Cinco notas sobre ensino de residentes
7 de junho de 2016
Antônio Augusto Dall’Agnol Modesto
Preceptor da Residência de MFC da UERJ
Nos últimos dez anos, fui interno, residente de Medicina de Família e Comunidade, médico de equipe, preceptor em duas universidades, gestor e participei de todo tipo de reunião. Em todas essas inserções, o contato com residentes sempre foi muito gratificante. Reconheço erros decorrentes das melhores intenções ou de mera distração, mas também muitas conquistas e novas lições.
Assim, resolvi listar cinco aprendizados sobre ensino de residentes, que podem servir para outras pessoas que estejam em posição de preceptoria – ou mesmo para residentes refletindo sobre a própria vivência. Me inspiro no campo da Medicina de Família e Comunidade, mas sei que são dizeres aplicáveis em outros contextos. Finalmente, dispenso referências bibliográficas: elas estarão evidentes para quem gosta do assunto.
- Residentes têm saberes muito consolidados. Além das suas diversas graduações, formações complementares e interesse particulares, muitos trabalharam por meses ou anos antes de ingressar na residência. Construir novos saberes pode gerar conflitos e exige diálogo com saberes anteriores.
- Residentes têm constrições de tempo. Não espere a leitura de cinco artigos de uma semana para outra, nem de “um texto interessante, que eu acho que você vai gostar”. Tolerância, realismo e seletividade são importantes.
- Residentes sofrem tremendamente. Percebem-se responsáveis pela assistência, padecem cruamente das limitações do serviço, estão inaugurando sua prática profissional e mudando várias inserções sociais: casando, tendo filhos, provendo recursos aos pais ou outras pessoas. As constrições de tempo dificultam a formação de rede e os momentos de lazer. Muitas vezes, o melhor que se pode fazer é chamar um/uma residente para tomar uma cerveja e perguntar “e aí, como tá sendo?”. Silêncios estranhos, olhos vermelhos, adoecimento frequente e posturas reativas merecem atenção e abordagem direta e honesta.

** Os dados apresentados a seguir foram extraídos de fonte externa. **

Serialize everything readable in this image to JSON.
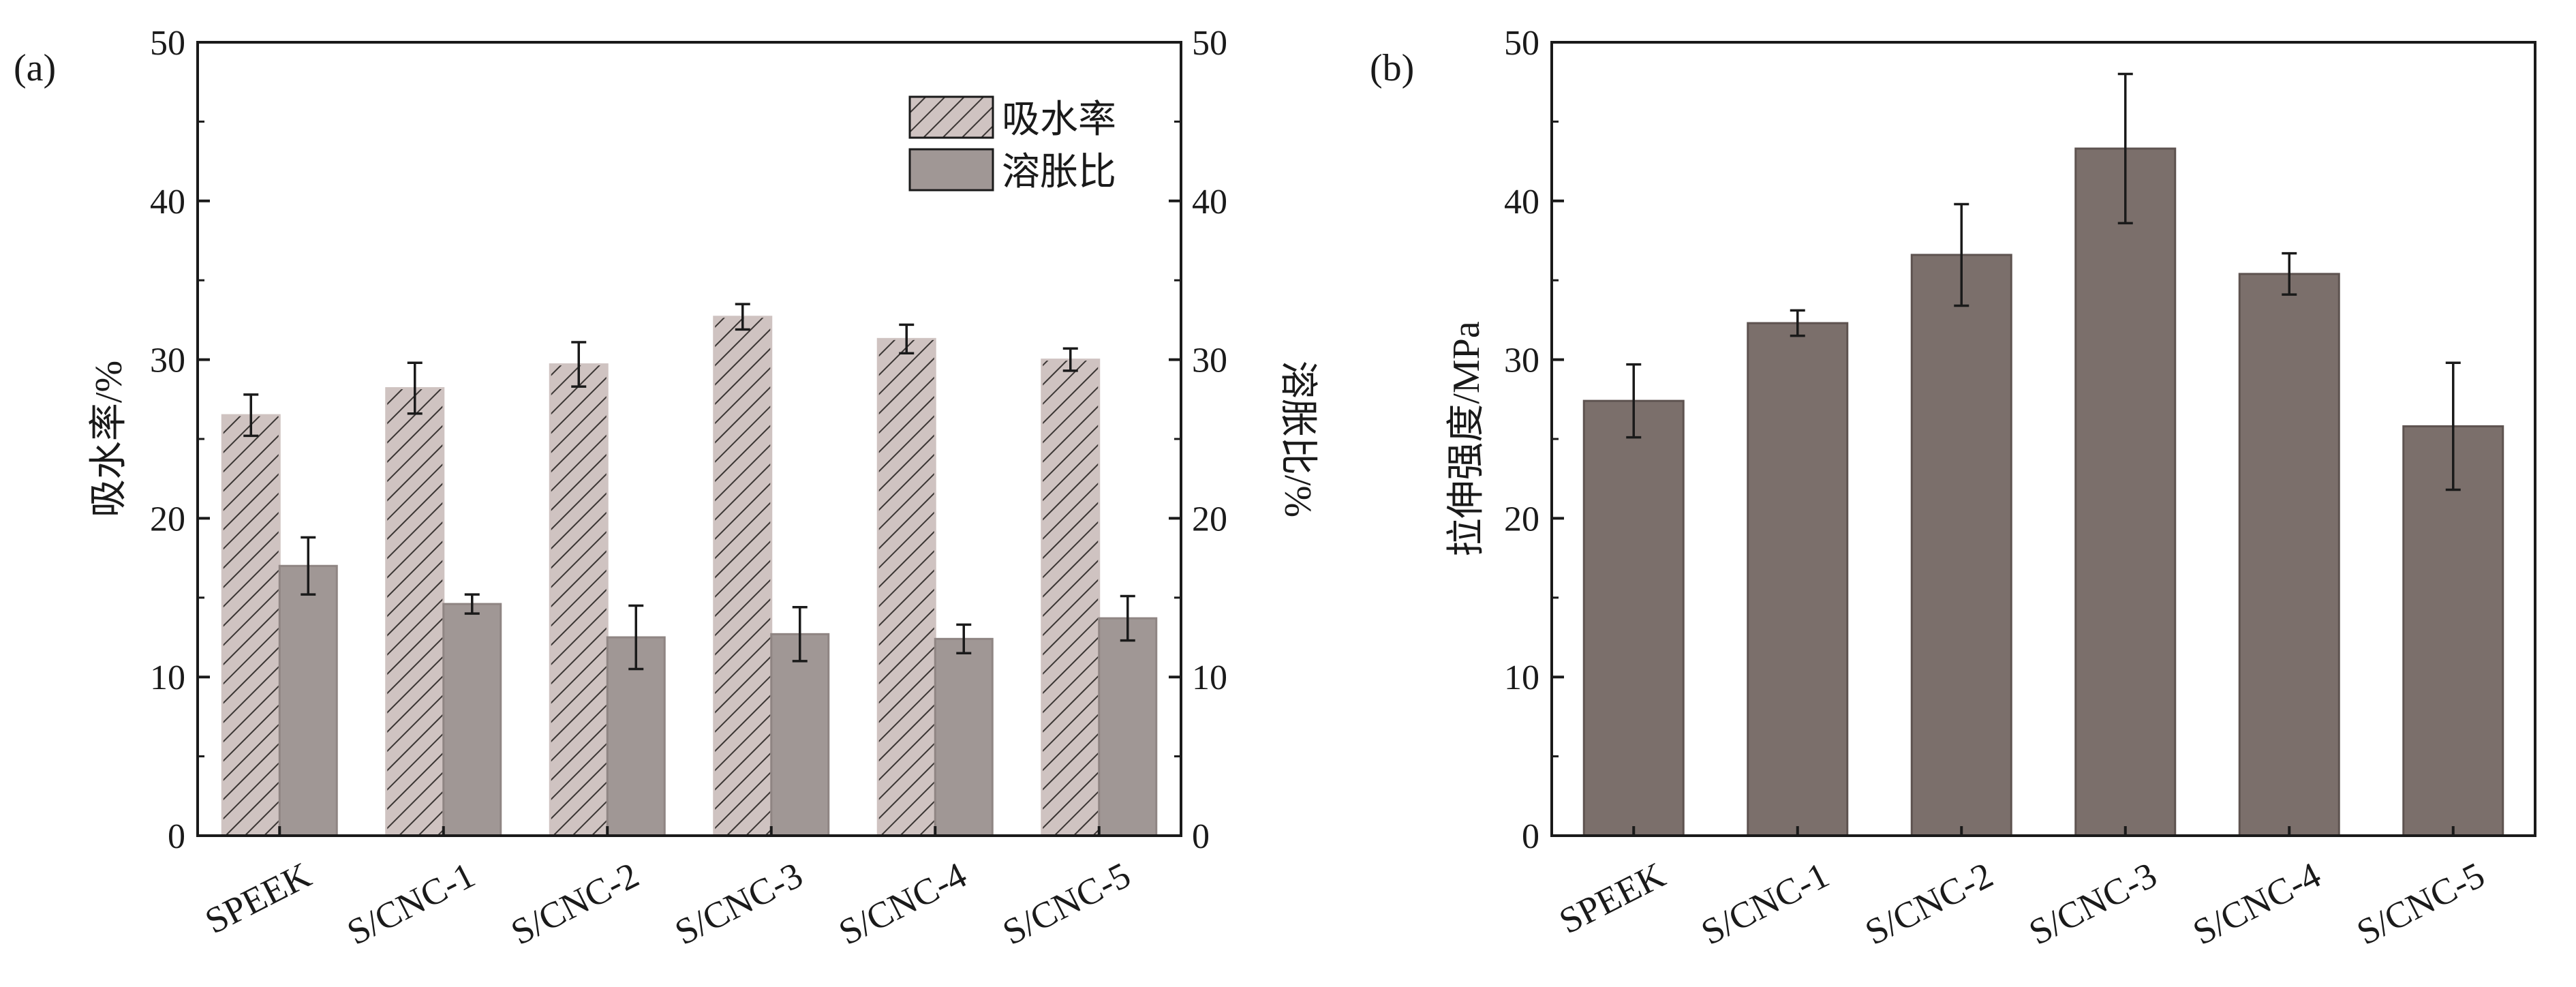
{
  "colors": {
    "hatch_fill": "#cfc3c1",
    "hatch_line": "#3a3533",
    "swelling": "#a09795",
    "tensile": "#7b6f6b",
    "axis": "#1a1a1a"
  },
  "chart_data": [
    {
      "panel_label": "(a)",
      "type": "bar",
      "categories": [
        "SPEEK",
        "S/CNC-1",
        "S/CNC-2",
        "S/CNC-3",
        "S/CNC-4",
        "S/CNC-5"
      ],
      "ylabel_left": "吸水率/%",
      "ylabel_right": "溶胀比/%",
      "ylim": [
        0,
        50
      ],
      "yticks": [
        "0",
        "10",
        "20",
        "30",
        "40",
        "50"
      ],
      "legend_position": "top-right",
      "series": [
        {
          "name": "吸水率",
          "pattern": "hatch",
          "values": [
            26.5,
            28.2,
            29.7,
            32.7,
            31.3,
            30.0
          ],
          "errors": [
            1.3,
            1.6,
            1.4,
            0.8,
            0.9,
            0.7
          ]
        },
        {
          "name": "溶胀比",
          "pattern": "solid",
          "values": [
            17.0,
            14.6,
            12.5,
            12.7,
            12.4,
            13.7
          ],
          "errors": [
            1.8,
            0.6,
            2.0,
            1.7,
            0.9,
            1.4
          ]
        }
      ]
    },
    {
      "panel_label": "(b)",
      "type": "bar",
      "categories": [
        "SPEEK",
        "S/CNC-1",
        "S/CNC-2",
        "S/CNC-3",
        "S/CNC-4",
        "S/CNC-5"
      ],
      "ylabel": "拉伸强度/MPa",
      "ylim": [
        0,
        50
      ],
      "yticks": [
        "0",
        "10",
        "20",
        "30",
        "40",
        "50"
      ],
      "series": [
        {
          "values": [
            27.4,
            32.3,
            36.6,
            43.3,
            35.4,
            25.8
          ],
          "errors": [
            2.3,
            0.8,
            3.2,
            4.7,
            1.3,
            4.0
          ]
        }
      ]
    }
  ]
}
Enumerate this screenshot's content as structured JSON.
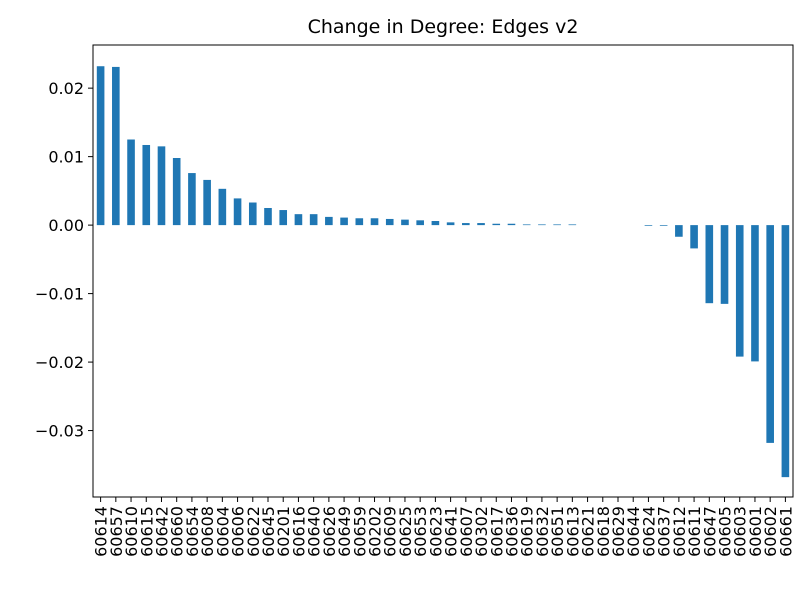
{
  "chart_data": {
    "type": "bar",
    "title": "Change in Degree: Edges v2",
    "categories": [
      "60614",
      "60657",
      "60610",
      "60615",
      "60642",
      "60660",
      "60654",
      "60608",
      "60604",
      "60606",
      "60622",
      "60645",
      "60201",
      "60616",
      "60640",
      "60626",
      "60649",
      "60659",
      "60202",
      "60609",
      "60625",
      "60653",
      "60623",
      "60641",
      "60607",
      "60302",
      "60617",
      "60636",
      "60619",
      "60632",
      "60651",
      "60613",
      "60621",
      "60618",
      "60629",
      "60644",
      "60624",
      "60637",
      "60612",
      "60611",
      "60647",
      "60605",
      "60603",
      "60601",
      "60602",
      "60661"
    ],
    "values": [
      0.0232,
      0.0231,
      0.0125,
      0.0117,
      0.0115,
      0.0098,
      0.0076,
      0.0066,
      0.0053,
      0.0039,
      0.0033,
      0.0025,
      0.0022,
      0.0016,
      0.0016,
      0.0012,
      0.0011,
      0.001,
      0.001,
      0.0009,
      0.0008,
      0.0007,
      0.0006,
      0.0004,
      0.0003,
      0.0003,
      0.0002,
      0.0002,
      0.0001,
      0.0001,
      0.0001,
      0.0001,
      0,
      0,
      0,
      0,
      -0.0001,
      -0.0001,
      -0.0017,
      -0.0034,
      -0.0114,
      -0.0115,
      -0.0192,
      -0.0199,
      -0.0318,
      -0.0368
    ],
    "color": "#1f77b4",
    "ylim": [
      -0.0397,
      0.0263
    ],
    "yticks": [
      {
        "value": -0.03,
        "label": "−0.03"
      },
      {
        "value": -0.02,
        "label": "−0.02"
      },
      {
        "value": -0.01,
        "label": "−0.01"
      },
      {
        "value": 0,
        "label": "0.00"
      },
      0.01,
      0.02
    ]
  }
}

- Residentes têm problemas práticos. O saber deve dialogar com esses problemas. Não se trata mais de saber o mecanismo exato de resistência bacteriana, mas qual antibiótico prescrever para uma pessoa com celulite quando a cefalexina está em falta e a amoxicilina não funcionou.
- Saberes muito consolidados, constrições de tempo, sofrimento tremendo e problemas práticos podem tornar residentes imediatistas e pouco reflexivos. A residência deve simular, mas não se igualar à “vida real”. Deve haver espaço para "prescreva isso", para "procure essa informação em tal referência" e para "por que prescrever isso?". Uma parte fundamental da preceptoria é colocar perguntas onde elas não existem – transformando práticas atuais e fortalecendo uma postura crítica e reflexiva quando ele não tiver a quem dizer “posso discutir um caso?”.